Kod źródłowy z Grand Theft Auto 5 częściowo wyciekło do sieci.
Dzieje się to prawie dwa miesiące po tym, jak czajniczek hakerów został postawiony przed sądem za włamanie i wyciek części Grand Theft Auto 6. W tym czasie wyszło na jaw, że haker zdobył również kod do Grand Theft Auto 5. Teapot przekazał kod komuś innemu, a w rzeczywistości kod mógł zostać zakupiony.
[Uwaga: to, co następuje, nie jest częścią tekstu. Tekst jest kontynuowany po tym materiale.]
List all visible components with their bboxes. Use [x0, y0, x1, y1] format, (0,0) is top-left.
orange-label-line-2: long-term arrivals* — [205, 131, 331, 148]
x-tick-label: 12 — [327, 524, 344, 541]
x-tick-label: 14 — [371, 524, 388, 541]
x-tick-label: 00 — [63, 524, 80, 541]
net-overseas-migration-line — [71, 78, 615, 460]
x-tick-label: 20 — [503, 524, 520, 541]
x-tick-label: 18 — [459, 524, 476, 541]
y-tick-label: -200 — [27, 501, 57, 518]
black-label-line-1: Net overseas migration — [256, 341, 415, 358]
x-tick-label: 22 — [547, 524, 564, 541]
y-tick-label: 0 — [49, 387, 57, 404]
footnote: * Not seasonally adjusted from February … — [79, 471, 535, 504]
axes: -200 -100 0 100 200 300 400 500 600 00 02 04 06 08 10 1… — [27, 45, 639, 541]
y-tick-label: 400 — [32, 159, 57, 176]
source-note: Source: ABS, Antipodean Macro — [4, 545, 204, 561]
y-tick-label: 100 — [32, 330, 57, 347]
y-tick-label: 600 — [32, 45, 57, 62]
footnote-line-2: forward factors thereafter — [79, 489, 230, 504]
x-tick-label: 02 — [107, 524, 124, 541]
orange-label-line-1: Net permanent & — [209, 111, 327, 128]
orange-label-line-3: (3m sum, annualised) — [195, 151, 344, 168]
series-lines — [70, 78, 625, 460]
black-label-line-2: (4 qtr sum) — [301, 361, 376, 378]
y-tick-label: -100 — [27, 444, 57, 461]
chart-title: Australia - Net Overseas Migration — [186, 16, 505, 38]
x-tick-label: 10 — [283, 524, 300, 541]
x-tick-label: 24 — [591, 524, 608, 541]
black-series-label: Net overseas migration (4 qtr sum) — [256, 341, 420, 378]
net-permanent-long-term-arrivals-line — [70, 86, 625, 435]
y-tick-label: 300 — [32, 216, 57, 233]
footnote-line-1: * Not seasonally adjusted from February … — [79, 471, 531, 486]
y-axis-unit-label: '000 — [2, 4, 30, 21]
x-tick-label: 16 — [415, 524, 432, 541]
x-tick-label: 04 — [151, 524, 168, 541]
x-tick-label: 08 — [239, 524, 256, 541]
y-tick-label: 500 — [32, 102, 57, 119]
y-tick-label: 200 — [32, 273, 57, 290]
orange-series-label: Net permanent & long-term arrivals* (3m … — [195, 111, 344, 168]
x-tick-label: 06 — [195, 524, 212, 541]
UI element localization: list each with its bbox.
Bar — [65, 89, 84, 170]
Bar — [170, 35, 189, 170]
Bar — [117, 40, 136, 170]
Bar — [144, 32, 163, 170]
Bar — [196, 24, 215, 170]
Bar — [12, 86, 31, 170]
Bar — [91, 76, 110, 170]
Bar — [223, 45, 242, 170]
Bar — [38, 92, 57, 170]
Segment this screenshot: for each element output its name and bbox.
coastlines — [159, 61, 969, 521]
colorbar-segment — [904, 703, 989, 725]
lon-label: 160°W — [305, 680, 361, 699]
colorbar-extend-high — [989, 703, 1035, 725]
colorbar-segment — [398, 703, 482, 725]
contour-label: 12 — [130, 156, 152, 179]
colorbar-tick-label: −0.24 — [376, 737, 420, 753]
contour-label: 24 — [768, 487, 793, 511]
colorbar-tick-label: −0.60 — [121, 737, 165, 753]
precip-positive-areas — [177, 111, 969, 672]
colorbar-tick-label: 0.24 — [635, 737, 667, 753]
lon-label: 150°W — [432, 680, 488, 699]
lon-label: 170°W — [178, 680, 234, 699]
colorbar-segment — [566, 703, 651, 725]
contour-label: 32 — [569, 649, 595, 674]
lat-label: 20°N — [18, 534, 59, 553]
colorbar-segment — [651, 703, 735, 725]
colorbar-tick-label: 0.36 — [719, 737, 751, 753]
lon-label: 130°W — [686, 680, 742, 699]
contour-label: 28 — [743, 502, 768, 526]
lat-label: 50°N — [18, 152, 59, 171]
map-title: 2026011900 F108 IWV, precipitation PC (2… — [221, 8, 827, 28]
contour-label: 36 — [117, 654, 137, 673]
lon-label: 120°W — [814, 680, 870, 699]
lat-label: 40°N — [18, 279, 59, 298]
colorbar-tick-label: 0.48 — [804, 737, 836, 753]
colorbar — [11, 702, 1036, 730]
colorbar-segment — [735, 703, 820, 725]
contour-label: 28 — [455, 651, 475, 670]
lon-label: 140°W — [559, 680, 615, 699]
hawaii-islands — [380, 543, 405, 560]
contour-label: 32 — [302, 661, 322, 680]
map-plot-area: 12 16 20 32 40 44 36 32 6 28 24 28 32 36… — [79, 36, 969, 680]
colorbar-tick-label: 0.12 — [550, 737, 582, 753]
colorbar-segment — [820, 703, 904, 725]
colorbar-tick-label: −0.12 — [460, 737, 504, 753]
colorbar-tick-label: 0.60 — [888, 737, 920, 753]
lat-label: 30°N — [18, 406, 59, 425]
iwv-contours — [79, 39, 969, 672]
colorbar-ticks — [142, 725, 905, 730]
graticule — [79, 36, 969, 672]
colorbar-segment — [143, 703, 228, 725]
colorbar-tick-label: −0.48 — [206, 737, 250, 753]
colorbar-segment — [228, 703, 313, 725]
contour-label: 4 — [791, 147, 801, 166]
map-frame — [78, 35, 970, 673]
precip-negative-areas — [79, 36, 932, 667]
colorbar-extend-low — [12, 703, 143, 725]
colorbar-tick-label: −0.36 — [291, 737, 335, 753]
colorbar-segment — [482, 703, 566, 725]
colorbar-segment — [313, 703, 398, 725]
Ta osoba rzekomo szukała wtedy kogoś innego, kto kupiłby kod, ale w tamtym czasie nie wydawało się, aby byli chętni.
Jak dyskutowaliśmy w tamtym czasie, wartość Grand Theft Auto 5Kod źródłowy jest ograniczony, ale nadal istnieje. Już siedem lat temu modderowi udało się uzyskać dostęp do plików gry. Umożliwiło to kilka lat modów, a nawet Grand Theft Auto Online, chociaż ta ostatnia wiązała się z dużym ryzykiem dla graczy, którzy odważyli się spróbować, znając konsekwencje złapania. Już od wielu lat polityka Rockstar polega na tym, że każdy gracz został przyłapany na modowaniu lub oszukiwaniu Grand Theft Auto Online zostałby trwale zbanowany.
Nasze źródło omawia możliwość upublicznienia przez fanów poufnych informacji związanych z tworzeniem gry lub możliwość tworzenia gier dla fanów przy użyciu tego kodu, ale w rzeczywistości istnieje trzecia, bardziej podstępna możliwość.
Dzięki trzem generacjom konsol i wielu platformom, Grand Theft Auto Online zebrał wiele danych użytkowników, w tym dane umożliwiające identyfikację, które pomogły graczom w migracji między tymi platformami, a także prawdopodobnie dane dotyczące płatności. Jak widzieliśmy, hakerzy znaleźli i ujawnili materiał filmowy Grand Theft Auto 6 w toku. Wiemy również, że ci hakerzy wykorzystali socjotechnikę, aby uzyskać dostęp do tych plików.
Inżynieria społeczna jest również nowoczesną metodą wybieraną przez hakerów do infiltracji systemów finansowych, w tym nie mniej niż samego Google i Facebooka. Rockstar Games zdecydowanie spieszy się, aby załatać to naruszenie bezpieczeństwa, ponieważ może to doprowadzić do włamania finansowego na dużą skalę do samego Rockstar Games, ich firmy macierzystej Take-Two Interactive lub ewentualnie ich bazy użytkowników.
To niefortunne, że ten kod źródłowy jest powiązany z tym rzeczywistym ryzykiem, ponieważ w interesie publicznym byłoby również zachowanie tego kodu źródłowego w celu ochrony gry. Same firmy zajmujące się grami wideo nie wykonały dobrej roboty, jeśli chodzi o zachowanie nawet swoich ostatnich gier, i być może trzeba będzie podjąć szerszą inicjatywę poza branżą, aby wykonać tę pracę. To, że tak się stało, prawdopodobnie sprawi, że Rockstar Games będzie powściągliwy w udostępnianiu tego kodu lub kodu do innych gier w przyszłości.